Since he last ran for commission, the Caragiulo family opened one new restaurant, Owen’s Fish Camp, and plans to open another one soon, Nancy’s Bar-B-Q.

+ Nine women arrested in prostitution sting
The Sarasota Police Department conducted an undercover prostitution sting Jan. 3 in Indian Beach/Sapphire Shores and other north Sarasota neighborhoods.
Nine suspected prostitutes, ranging in age from 22 to 52, were arrested.

+ Selby Five Points Park lights will be illuminated
With the flick of a switch, Selby Five Points Park will become the first known public park to be lit with color-changing LED lights.

An elaborate computerized lighting system will be draped in all of the park’s 26 trees, each of which will have 200 small lights in its canopy.

It will be lit for the first time at 7 p.m. Friday, Jan. 7.

The system is capable of creating 60 million different color tones, which will give the park the ability to feature different colors for different occasions, such as red, white and blue on the Fourth of July or red and green at Christmastime.

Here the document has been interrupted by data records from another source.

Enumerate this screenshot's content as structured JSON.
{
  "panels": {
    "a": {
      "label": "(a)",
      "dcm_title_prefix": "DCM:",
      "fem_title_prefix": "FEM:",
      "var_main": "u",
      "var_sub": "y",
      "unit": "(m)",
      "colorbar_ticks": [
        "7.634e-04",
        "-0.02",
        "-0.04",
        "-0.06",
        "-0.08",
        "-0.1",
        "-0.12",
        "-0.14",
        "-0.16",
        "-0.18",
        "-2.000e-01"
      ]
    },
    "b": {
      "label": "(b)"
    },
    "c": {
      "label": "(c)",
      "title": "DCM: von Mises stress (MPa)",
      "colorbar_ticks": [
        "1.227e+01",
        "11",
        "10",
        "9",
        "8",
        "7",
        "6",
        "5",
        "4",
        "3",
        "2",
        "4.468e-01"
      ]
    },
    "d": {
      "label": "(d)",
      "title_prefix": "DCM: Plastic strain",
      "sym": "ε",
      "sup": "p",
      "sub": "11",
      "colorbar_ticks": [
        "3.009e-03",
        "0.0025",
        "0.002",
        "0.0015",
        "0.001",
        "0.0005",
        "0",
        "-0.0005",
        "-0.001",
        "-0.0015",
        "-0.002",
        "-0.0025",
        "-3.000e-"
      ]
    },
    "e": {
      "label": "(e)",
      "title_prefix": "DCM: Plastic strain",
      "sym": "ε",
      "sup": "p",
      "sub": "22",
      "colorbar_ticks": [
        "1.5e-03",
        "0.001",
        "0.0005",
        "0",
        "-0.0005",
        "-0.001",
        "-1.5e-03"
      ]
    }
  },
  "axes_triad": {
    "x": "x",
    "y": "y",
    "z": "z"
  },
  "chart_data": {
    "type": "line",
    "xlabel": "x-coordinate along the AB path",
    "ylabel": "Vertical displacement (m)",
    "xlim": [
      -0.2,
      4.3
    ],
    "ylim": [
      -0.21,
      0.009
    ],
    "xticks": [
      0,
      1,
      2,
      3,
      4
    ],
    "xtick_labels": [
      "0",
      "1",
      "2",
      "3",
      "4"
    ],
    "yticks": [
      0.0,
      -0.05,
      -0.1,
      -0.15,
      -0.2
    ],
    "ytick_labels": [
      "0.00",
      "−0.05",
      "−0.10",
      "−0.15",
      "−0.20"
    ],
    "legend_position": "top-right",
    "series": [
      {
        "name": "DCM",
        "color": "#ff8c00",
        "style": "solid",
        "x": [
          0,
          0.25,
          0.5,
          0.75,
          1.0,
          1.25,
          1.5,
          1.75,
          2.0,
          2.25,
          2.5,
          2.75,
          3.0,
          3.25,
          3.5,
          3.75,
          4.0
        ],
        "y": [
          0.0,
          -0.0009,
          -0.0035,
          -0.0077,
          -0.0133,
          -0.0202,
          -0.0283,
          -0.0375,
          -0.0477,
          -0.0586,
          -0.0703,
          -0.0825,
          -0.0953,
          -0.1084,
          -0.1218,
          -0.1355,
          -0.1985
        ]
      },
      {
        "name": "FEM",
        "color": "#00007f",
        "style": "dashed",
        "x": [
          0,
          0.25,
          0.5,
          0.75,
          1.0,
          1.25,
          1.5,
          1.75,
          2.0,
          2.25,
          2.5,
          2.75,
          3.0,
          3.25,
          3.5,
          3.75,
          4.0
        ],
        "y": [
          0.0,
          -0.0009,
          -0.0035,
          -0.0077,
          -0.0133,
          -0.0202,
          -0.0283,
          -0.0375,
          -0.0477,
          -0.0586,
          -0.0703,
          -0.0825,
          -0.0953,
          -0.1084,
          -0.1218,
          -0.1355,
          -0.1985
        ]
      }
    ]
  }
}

John Moran, the project coordinator for the Downtown Improvement District and Downtown Sarasota Alliance, helped secure the $81,000 in grants and contributions to fund the system’s purchase.

Meetings & agendas
Parks Advisory and Recreation Council
— 2:30 p.m. Thursday, Jan. 6, County Administration Center, 1660 Ringling Blvd.
County Commission
— 9 a.m. Tuesday, Jan. 11, Robert L. Anderson Administration Center, 4000 S. Tamiami Trail, Venice
Charter Review Committee
— 6 p.m. Tuesday, Jan. 11, City Hall, 1565 First St.
County Commission — 9 a.m. Wednesday, Jan. 12, County Administration Center, 1660 Ringling Blvd.